Head of New York Fed Gets Scoop on the Bronx Economy
Poverty rates in the Bronx average about 10 percent higher than the rest of the city. For Makan Ceesay, a 17-year-old Bronx lab student, economic instability is a visible phenomenon.
“On my block there's been tons of businesses going in and out of this one property. It's been hair salons, grocery stores, electronics stores,” he said. “In a matter of two years [I’ve] seen the whole community changing.”
“Rents are rising,” he told John Williams, the president of the New York Federal Reserve Bank in a meeting last week organized by HERE to HERE, a Bronx-based career pathways nonprofit. “There’s no small businesses staying in one place accumulating money.”
Ceesay also raised concerns about whether the arrival of Amazon would be an economic boon or bust for local families.
Williams, who arrived in New York in June, after heading up the Federal Reserve Bank of San Francisco, told Ceesay and other students that he saw technology companies drive up rent prices and the overall cost of living.
“The problem is that when you have this [gentrification], it can move so quickly, that it can be like a tsunami that local leaders are not prepared for that,” he said. “So one of the things here is to think ahead. What are the things that we can do proactively in our community?”

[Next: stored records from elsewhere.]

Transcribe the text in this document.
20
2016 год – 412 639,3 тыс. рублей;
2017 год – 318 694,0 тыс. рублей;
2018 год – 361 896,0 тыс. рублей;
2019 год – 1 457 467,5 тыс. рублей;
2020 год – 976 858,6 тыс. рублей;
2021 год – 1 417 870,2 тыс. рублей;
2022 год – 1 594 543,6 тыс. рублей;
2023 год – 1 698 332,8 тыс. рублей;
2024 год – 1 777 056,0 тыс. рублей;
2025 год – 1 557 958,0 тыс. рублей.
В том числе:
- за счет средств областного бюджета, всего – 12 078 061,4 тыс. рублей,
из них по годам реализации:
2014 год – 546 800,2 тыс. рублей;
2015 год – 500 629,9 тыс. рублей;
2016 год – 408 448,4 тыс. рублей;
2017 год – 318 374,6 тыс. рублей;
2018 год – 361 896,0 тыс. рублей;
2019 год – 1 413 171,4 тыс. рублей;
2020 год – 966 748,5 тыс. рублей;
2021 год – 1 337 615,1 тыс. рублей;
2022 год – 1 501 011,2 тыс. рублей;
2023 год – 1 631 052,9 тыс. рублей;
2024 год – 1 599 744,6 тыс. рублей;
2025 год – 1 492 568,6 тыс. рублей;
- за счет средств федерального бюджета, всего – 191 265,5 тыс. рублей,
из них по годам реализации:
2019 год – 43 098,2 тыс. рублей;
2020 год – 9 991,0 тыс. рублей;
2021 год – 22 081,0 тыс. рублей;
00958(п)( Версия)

Williams said his role is to try to strike “the right balance” between the economic growth that comes from big corporations and community needs for small businesses and affordable rent prices.

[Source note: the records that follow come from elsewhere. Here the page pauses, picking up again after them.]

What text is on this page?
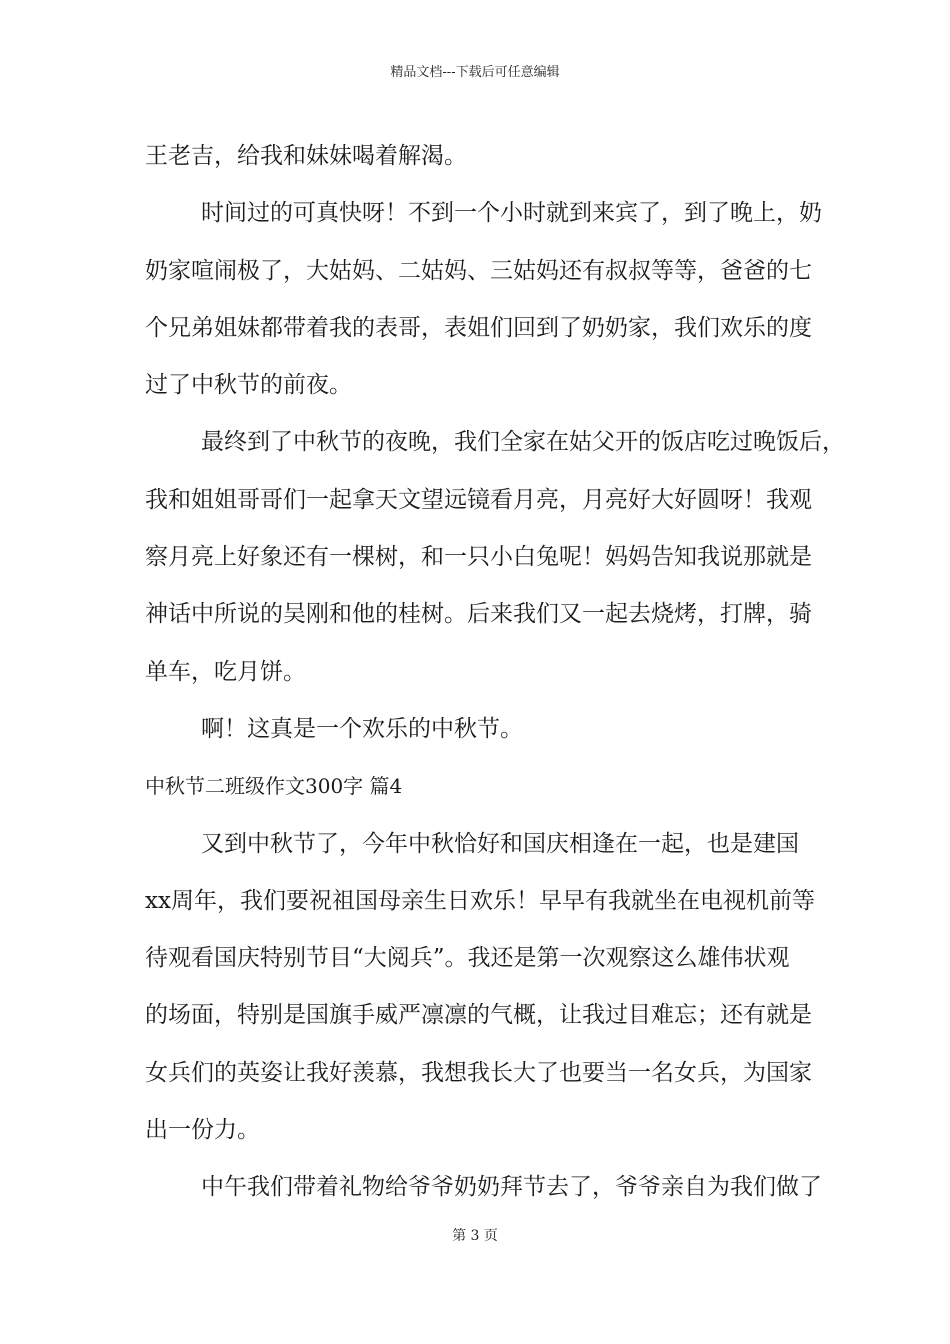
精品文档---下载后可任意编辑
王老吉，给我和妹妹喝着解渴。
时间过的可真快呀！不到一个小时就到来宾了，到了晚上，奶
奶家喧闹极了，大姑妈、二姑妈、三姑妈还有叔叔等等，爸爸的七
个兄弟姐妹都带着我的表哥，表姐们回到了奶奶家，我们欢乐的度
过了中秋节的前夜。
最终到了中秋节的夜晚，我们全家在姑父开的饭店吃过晚饭后，
我和姐姐哥哥们一起拿天文望远镜看月亮，月亮好大好圆呀！我观
察月亮上好象还有一棵树，和一只小白兔呢！妈妈告知我说那就是
神话中所说的吴刚和他的桂树。后来我们又一起去烧烤，打牌，骑
单车，吃月饼。
啊！这真是一个欢乐的中秋节。
中秋节二班级作文300字 篇4
又到中秋节了，今年中秋恰好和国庆相逢在一起，也是建国
xx周年，我们要祝祖国母亲生日欢乐！早早有我就坐在电视机前等
待观看国庆特别节目“大阅兵”。我还是第一次观察这么雄伟状观
的场面，特别是国旗手威严凛凛的气概，让我过目难忘；还有就是
女兵们的英姿让我好羡慕，我想我长大了也要当一名女兵，为国家
出一份力。
中午我们带着礼物给爷爷奶奶拜节去了，爷爷亲自为我们做了
第 3 页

That’s something that spoke to Ceesay, who said he feels “iffy” about the displacement that might ripple out to his community in the Bronx after Amazon lands in Queens, even though he’s interested in a career in technology for himself and would like to see more higher paying jobs closer to home.
Right now, Ceesay said, he commutes two hours to Brooklyn where he regularly shadows an employee at a tech company as part of a career development program with HERE to HERE.